The down-sampling video image Y that (2b) stochastic inputs down-sampling video image is concentrated_iAs training sample is inputted, simultaneously Input the raw video image X that corresponding raw video image is concentrated_iAs output training sample, selected activation is used Function calculates the activation value of each layer of neutral net, and calculating is obtained：

The 1st layer of i.e. activation value of input layer be：a⁽¹⁾=Y_i,

T'=2,3 ..., the activation value of n-layer is：a^(t′)=f (W^(t′-1)*a^(t′-1)+b^(t′-1)), wherein, the second of the network Layer, third layer, the 4th layer i.e. t'=2, t'=3 during t'=4, in order to fully extract the correlation of video interframe, devises three Three-dimensional filter is used for replacing traditional two dimensional filter, and f (g) represents tanh (g) activation primitive, g=W^(t′-1)*a^(t′-1)+b^(t′-1), W^(t′-1)And b^(t′-1)T'-1 layers of weight and biasing, a are represented respectively^(t′^-1)Represent t'-1 layers of activation value；

(2c) calculates the learning error of each layer of neutral net：

Output layer is that the error of n-th layer is：δ⁽ⁿ⁾=X_i-a⁽ⁿ⁾,

T "=n-1, n-2 ..., 2 layers of error is：δ^(t′)=((W^(t”))^Tδ^(t”+1)).*f'(W^(t”-1)*a^(t”-1)+b^(t”-1)), Wherein, W^(t”)Represent the weights of t " layers, δ^(t″+1)Represent+1 layer of t " error, W^(t”-1)And b^(t”-1)T " -1 is represented respectively The weights of layer and biasing, a^(t”^-1)Represent -1 layer of t " activation value, f'(g') representative function f (g') derivative, (g ")^TRepresent Transposed transform, g'=W^(t”-1)*a^(t”-1)+b^(t”-1), g "=W^(t”)；

(2e) performs step (2b)-(2d) repeatedly, until the output layer error of neutral net reaches default required precision or training Number of times reaches maximum iteration, terminates training, preserves network structure and parameter, the neural network model trained；

(3) appoint to one section of video, be input in the neural network model trained, the output of neutral net is time dimension oversubscription Video after distinguishing.

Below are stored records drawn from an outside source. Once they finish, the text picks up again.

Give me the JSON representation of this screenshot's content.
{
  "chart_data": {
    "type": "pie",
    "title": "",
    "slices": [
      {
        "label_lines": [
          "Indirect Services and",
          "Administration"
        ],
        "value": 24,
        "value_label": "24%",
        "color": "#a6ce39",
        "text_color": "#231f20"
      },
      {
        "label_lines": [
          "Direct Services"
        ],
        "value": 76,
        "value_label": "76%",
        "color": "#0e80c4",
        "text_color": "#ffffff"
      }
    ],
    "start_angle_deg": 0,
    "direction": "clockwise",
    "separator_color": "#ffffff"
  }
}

2. down-sampling matrix F according to the method described in claim 1, is utilized wherein in step (1), by raw video image collection X Down-sampling video image collection Y is converted to, is that down-sampling matrix F is multiplied by with raw video image, i.e.,：

Y=FX,

Wherein,M represents the size of raw video image block, L_lRepresent each sample of down-sampling video image collection The quantity of image block, L in this_hRepresent the quantity of image block in each sample of raw video image collection, and L_h=r × L_l, r represents Multiplication factor of the down-sampling video image collection to raw video image collection on time dimension.

It is basis 3. according to the method described in claim 1, determining the input layer number of neutral net wherein in step (2a) Input the video frame number of training sample to determine, i.e., input layer number is equal in each sample of down-sampling video image collection and schemed As the quantity L of block_l。

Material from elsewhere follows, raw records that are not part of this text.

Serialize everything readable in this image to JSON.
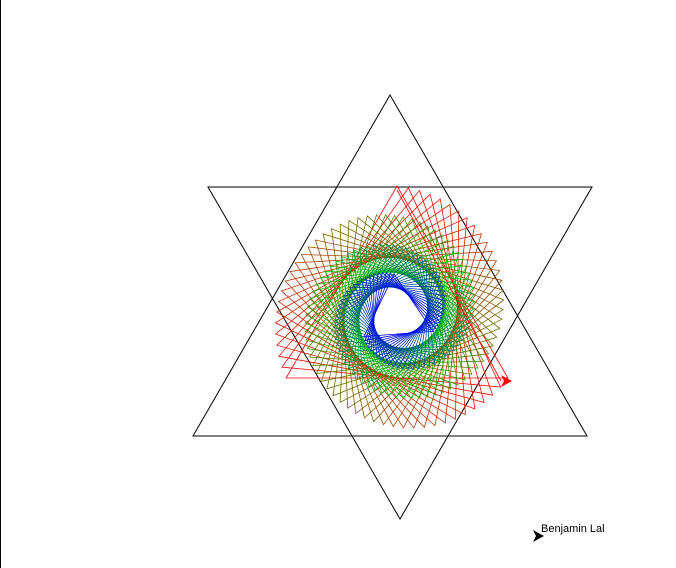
{
  "canvas": {
    "background": "#ffffff",
    "border_color": "#000000"
  },
  "star": {
    "line_color": "#000000"
  },
  "spiral": {
    "colors": {
      "outer": "#ff0000",
      "middle": "#00c800",
      "inner": "#0000ff"
    }
  },
  "turtles": {
    "drawing_turtle": {
      "icon": "arrow-cursor-icon",
      "color": "#ff0000"
    },
    "signature_turtle": {
      "icon": "arrow-cursor-icon",
      "color": "#000000"
    }
  },
  "signature": {
    "text": "Benjamin Lal"
  }
}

It is basis 4. according to the method described in claim 1, determining the output layer nodes of neutral net wherein in step (2a) Export the video frame number of training sample to determine, i.e., output layer nodes are equal to image in each sample of raw video image collection The quantity L of block_h。

It is to pass through 5. according to the method described in claim 1, determining the hidden layer nodes of neutral net wherein in step (2a) Experiment regulation is determined.